"Chris, you live half your life in a house the refrigerator's on the front porch and come up here a teenager, I'll tell you, it's a shock to your system."
Chris said, "You're really from a place called Lake Dick?"
"Don't ask me who Dick was," Greta said.
"I left there innocent and grew up as fast as I could. I got into acting and have worked for scale or below all my life, waiting for the big break. I was in that movie they were shooting here.
I read for a part, it was a scene in a bar where I've just met this cop and I try to guess what he does for a living. The director said, "Do it again, just like that." I took the part not knowing anything about the movie or how much I'd get paid. But I had a choice. They tell me I have to go to bed with a fat drunk if I want a part, that's a choice too. I'll do it or I won't, it's up to me. But when I get raped against my will, then I'm gonna make some noise and tell in a court of law what the son of a bitch did to me. I don't care who he is."
Chris said, "Well"-taking his time-"what's gonna make it difficult, you report a one-on-one type of situation two days later, there's no evidence, nothing to use against him outside of your testimony."
Greta was frowning.
"What do you mean, evidence?"
"See, ordinarily, if the complainant calls us right away a radio car goes to the scene, the woman is brought to Detroit General for a physical exam and usually her panties are taken as evidence."
"Her panties?"
"They might be torn, they might have traces of semen.
Or they find semen, you know, inside the complainant. It's checked for blood type to match against the suspect's. But we don't have any evidence like that, nothing."

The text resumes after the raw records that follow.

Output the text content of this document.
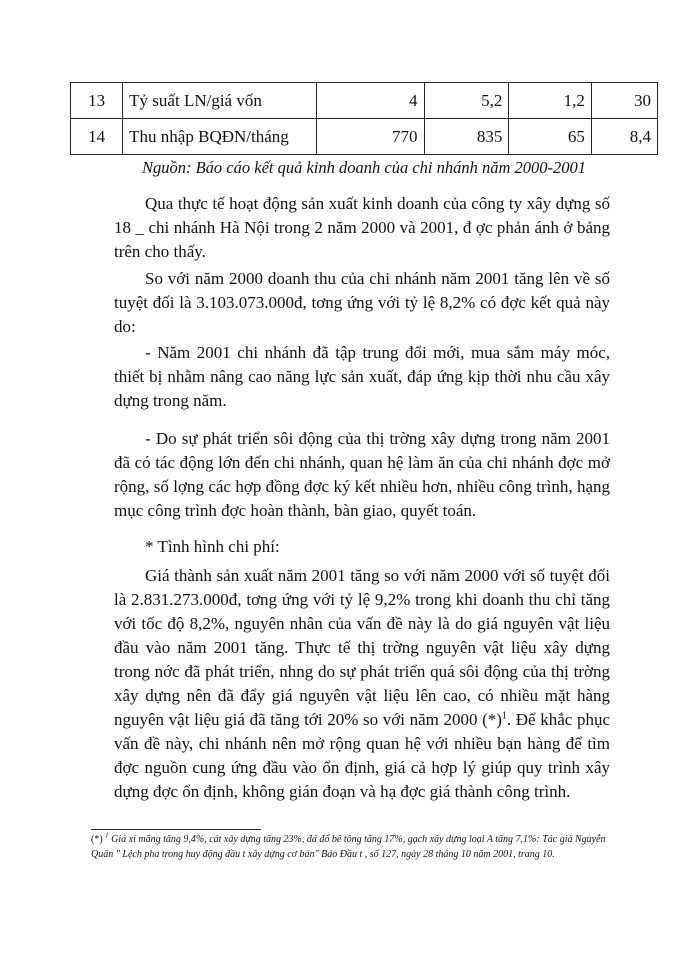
13	Tỷ suất LN/giá vốn	4	5,2	1,2	30
14	Thu nhập BQĐN/tháng	770	835	65	8,4
Nguồn: Báo cáo kết quả kinh doanh của chi nhánh năm 2000-2001

Qua thực tế hoạt động sản xuất kinh doanh của công ty xây dựng số 18 _ chi nhánh Hà Nội trong 2 năm 2000 và 2001, đ ợc phản ánh ở bảng trên cho thấy.

So với năm 2000 doanh thu của chi nhánh năm 2001 tăng lên về số tuyệt đối là 3.103.073.000đ, tơng ứng với tỷ lệ 8,2% có đợc kết quả này do:

- Năm 2001 chi nhánh đã tập trung đổi mới, mua sắm máy móc, thiết bị nhằm nâng cao năng lực sản xuất, đáp ứng kịp thời nhu cầu xây dựng trong năm.

- Do sự phát triển sôi động của thị trờng xây dựng trong năm 2001 đã có tác động lớn đến chi nhánh, quan hệ làm ăn của chi nhánh đợc mở rộng, số lợng các hợp đồng đợc ký kết nhiều hơn, nhiều công trình, hạng mục công trình đợc hoàn thành, bàn giao, quyết toán.

* Tình hình chi phí:

Giá thành sản xuất năm 2001 tăng so với năm 2000 với số tuyệt đối là 2.831.273.000đ, tơng ứng với tỷ lệ 9,2% trong khi doanh thu chỉ tăng với tốc độ 8,2%, nguyên nhân của vấn đề này là do giá nguyên vật liệu đầu vào năm 2001 tăng. Thực tế thị trờng nguyên vật liệu xây dựng trong nớc đã phát triển, nhng do sự phát triển quá sôi động của thị trờng xây dựng nên đã đẩy giá nguyên vật liệu lên cao, có nhiều mặt hàng nguyên vật liệu giá đã tăng tới 20% so với năm 2000 $(*)^1$. Để khắc phục vấn đề này, chi nhánh nên mở rộng quan hệ với nhiều bạn hàng để tìm đợc nguồn cung ứng đầu vào ổn định, giá cả hợp lý giúp quy trình xây dựng đợc ổn định, không gián đoạn và hạ đợc giá thành công trình.

(*) $^1$ Giá xi măng tăng 9,4%, cát xây dựng tăng 23%, đá đổ bê tông tăng 17%, gạch xây dựng loại A tăng 7,1%: Tác giả Nguyễn Quân " Lệch pha trong huy động đầu t xây dựng cơ bản" Báo Đầu t , số 127, ngày 28 tháng 10 năm 2001, trang 10.
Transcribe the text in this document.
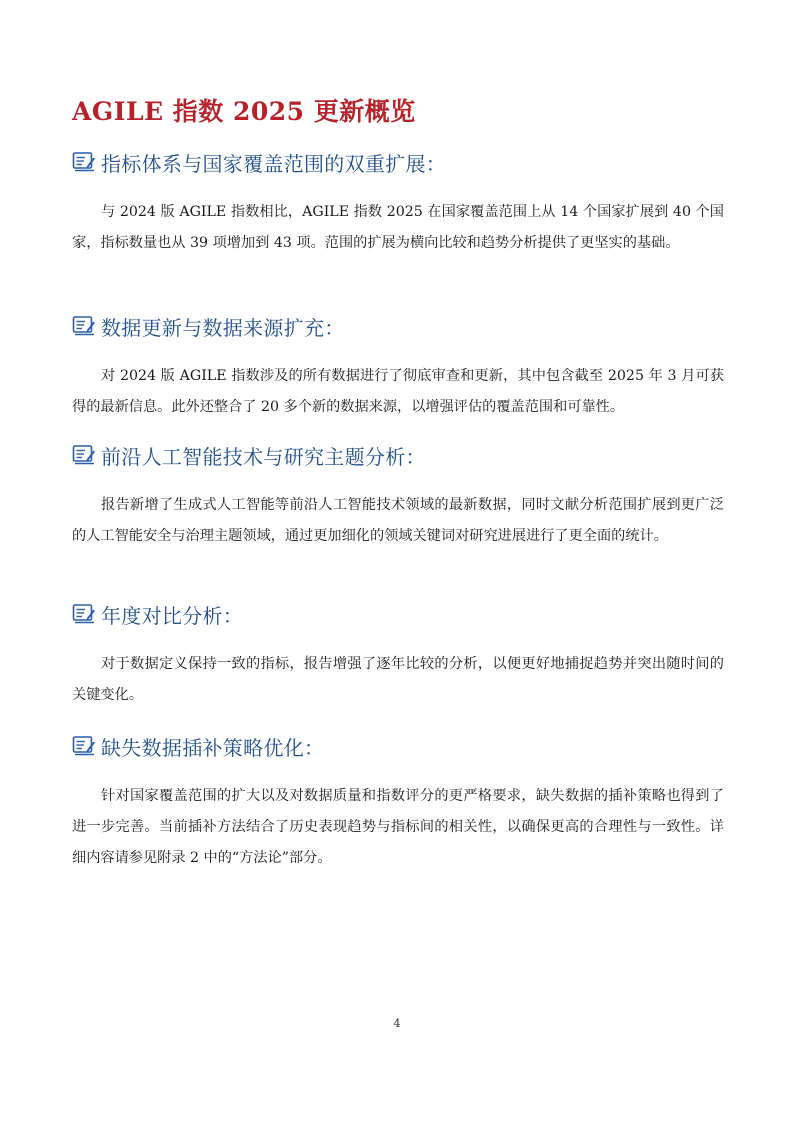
AGILE 指数 2025 更新概览
指标体系与国家覆盖范围的双重扩展：

与 2024 版 AGILE 指数相比，AGILE 指数 2025 在国家覆盖范围上从 14 个国家扩展到 40 个国家，指标数量也从 39 项增加到 43 项。范围的扩展为横向比较和趋势分析提供了更坚实的基础。

数据更新与数据来源扩充：

对 2024 版 AGILE 指数涉及的所有数据进行了彻底审查和更新，其中包含截至 2025 年 3 月可获得的最新信息。此外还整合了 20 多个新的数据来源，以增强评估的覆盖范围和可靠性。

前沿人工智能技术与研究主题分析：

报告新增了生成式人工智能等前沿人工智能技术领域的最新数据，同时文献分析范围扩展到更广泛的人工智能安全与治理主题领域，通过更加细化的领域关键词对研究进展进行了更全面的统计。

年度对比分析：

对于数据定义保持一致的指标，报告增强了逐年比较的分析，以便更好地捕捉趋势并突出随时间的关键变化。

缺失数据插补策略优化：

针对国家覆盖范围的扩大以及对数据质量和指数评分的更严格要求，缺失数据的插补策略也得到了进一步完善。当前插补方法结合了历史表现趋势与指标间的相关性，以确保更高的合理性与一致性。详细内容请参见附录 2 中的“方法论”部分。

4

"So you aren't gonna do anything."
"I'll call him, have him come in…"
"When, next week sometime? I just saw his limousine over at the theater, but you're gonna call him when you feel like it."
"I'll call him as soon as we finish," Chris said, willing to be patient with Greta Wyatt, have a reason to look at her, listen to her talk.

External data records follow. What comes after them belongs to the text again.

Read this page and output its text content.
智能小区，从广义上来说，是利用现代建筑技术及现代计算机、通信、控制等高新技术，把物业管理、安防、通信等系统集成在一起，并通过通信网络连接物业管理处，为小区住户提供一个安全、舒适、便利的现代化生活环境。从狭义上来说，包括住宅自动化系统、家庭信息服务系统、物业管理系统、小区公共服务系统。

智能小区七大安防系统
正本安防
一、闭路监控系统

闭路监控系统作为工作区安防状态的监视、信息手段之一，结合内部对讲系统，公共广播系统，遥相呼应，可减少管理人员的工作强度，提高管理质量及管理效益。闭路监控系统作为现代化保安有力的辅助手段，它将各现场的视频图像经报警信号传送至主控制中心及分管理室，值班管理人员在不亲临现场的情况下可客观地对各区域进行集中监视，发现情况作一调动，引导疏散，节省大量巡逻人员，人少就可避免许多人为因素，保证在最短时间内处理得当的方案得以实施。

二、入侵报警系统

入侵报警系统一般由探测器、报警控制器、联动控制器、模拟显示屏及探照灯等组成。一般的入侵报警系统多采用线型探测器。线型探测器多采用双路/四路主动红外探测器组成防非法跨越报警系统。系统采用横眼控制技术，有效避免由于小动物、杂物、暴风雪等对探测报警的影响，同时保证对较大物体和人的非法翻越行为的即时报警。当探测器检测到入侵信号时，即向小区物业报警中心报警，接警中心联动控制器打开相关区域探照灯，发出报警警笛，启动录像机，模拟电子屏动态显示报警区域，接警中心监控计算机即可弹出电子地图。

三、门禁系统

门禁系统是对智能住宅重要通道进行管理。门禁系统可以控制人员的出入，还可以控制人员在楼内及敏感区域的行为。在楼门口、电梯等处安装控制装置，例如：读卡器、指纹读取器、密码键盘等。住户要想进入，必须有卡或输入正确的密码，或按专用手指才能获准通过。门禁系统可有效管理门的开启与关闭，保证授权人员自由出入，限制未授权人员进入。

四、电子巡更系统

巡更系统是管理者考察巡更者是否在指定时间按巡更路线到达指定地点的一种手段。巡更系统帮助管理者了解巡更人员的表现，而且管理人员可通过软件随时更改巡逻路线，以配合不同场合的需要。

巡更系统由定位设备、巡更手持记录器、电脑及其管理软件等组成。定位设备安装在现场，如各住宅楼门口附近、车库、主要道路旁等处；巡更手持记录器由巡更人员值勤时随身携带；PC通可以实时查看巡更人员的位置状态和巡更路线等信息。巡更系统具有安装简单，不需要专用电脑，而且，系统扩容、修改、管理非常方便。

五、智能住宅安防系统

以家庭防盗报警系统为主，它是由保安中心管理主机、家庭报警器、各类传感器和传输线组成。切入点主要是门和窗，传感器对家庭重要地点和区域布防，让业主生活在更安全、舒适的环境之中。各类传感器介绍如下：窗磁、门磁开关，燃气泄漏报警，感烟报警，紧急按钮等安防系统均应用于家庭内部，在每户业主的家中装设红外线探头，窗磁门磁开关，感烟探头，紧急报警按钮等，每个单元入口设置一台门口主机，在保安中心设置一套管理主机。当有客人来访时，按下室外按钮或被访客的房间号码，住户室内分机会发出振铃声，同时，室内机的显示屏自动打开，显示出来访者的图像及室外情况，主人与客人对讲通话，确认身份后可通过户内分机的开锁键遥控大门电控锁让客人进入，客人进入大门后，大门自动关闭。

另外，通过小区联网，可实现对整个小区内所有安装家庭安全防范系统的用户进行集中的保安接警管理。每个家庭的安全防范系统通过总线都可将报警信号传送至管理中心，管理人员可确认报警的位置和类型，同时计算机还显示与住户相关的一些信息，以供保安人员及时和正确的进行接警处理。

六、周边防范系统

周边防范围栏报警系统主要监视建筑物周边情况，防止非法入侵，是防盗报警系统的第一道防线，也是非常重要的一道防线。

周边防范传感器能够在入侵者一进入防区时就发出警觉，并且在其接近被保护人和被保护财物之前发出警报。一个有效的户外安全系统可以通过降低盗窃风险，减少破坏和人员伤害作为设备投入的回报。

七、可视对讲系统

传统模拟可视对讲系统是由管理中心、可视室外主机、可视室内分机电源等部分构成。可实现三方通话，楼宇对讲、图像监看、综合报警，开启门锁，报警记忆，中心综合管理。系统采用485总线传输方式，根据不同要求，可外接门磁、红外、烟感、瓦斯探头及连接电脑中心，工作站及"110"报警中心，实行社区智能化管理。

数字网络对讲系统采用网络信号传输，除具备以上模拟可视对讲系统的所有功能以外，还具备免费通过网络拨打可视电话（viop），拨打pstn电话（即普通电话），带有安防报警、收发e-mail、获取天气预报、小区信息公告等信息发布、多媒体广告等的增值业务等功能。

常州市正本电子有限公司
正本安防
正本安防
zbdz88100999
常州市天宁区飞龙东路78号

"I'll have him come in, ask him if he wants to bring a lawyer… You understand, we can know beyond a reasonable doubt the man's guilty, but if we violate his rights in any way he's gonna walk."
Greta said, "Well, thank you very much," getting up, pulling at her short skirt.
"I already tried to see his brother, Mark.
"Greta who?" the girl in the office wants to know.
"What is this about?" I work up my nerve to come here, you're worried about Woody's rights being violated. Hell with mine. I wish you'd taped this so you could play it back and hear what a pathetic little weenie you sound like."
Chris said, "Wait, okay? If I type up your statement, will you sign it?"
It didn't seem likely. She was walking out.
"Greta, if you'll cooperate we can at least bring him in.
See if we can get him to admit it."
That turned her around at the door.
"Woody put it a little different. He said if I'd cooperate we could fall in love."
V hris left his dad's Cadillac in the lot on Macomb, across from 1300, and walked down to Galligan's, thinking:
What kind of an impression was he making lately?
There was the St. Antoine Clinic doctor accusing him of being a macho fraud if not bisexual. There was Phyllis practically calling him a pervert for going to Sex Crimes.
His own dad looking at him funny, wondering why he was having so much trouble with women. Now a rape victim, a really good-looking one, had accused him of being a weenie. Walking along Beaubien in this old downtown section, past Greektown now, cars jammed into the narrow street, he couldn't get it out of his mind. Back when he was driving a radio car, a drunk, some guy being restrained from knocking the shit out of his wife, might look at Chris's nameplate on his uniform and call him a dumb fucking Polack. But no one had ever insinuated he was a pervert or called him a weenie. Jesus. He had never met a girl named Greta before, either.
He walked with his head down, serious, looking at the sidewalk, telling himself, Well, you go through shitty periods, things happen, you get your car stolen… Things build up and you see everything at once instead of taking them one at a time. You start looking into the future and then you have doubts. The fuck are you doing? You should've gone into something else, computers, robotics.
Right, get into something guaranteed to bore the shit out of you. Deal with things. Get a boat. He thought of times when he was a uniform, and kids, every once in a while, would do that number, "Your old man work? No, he's a cop." His dad had his own version of it.
"You could've taken over the business, lease a new Cadillac every year."
Estimating how many yards of "ashphalt" to do a shopping center parking lot. He'd say to his dad, "What I always wanted, a new car every year," and his dad wouldn't get it.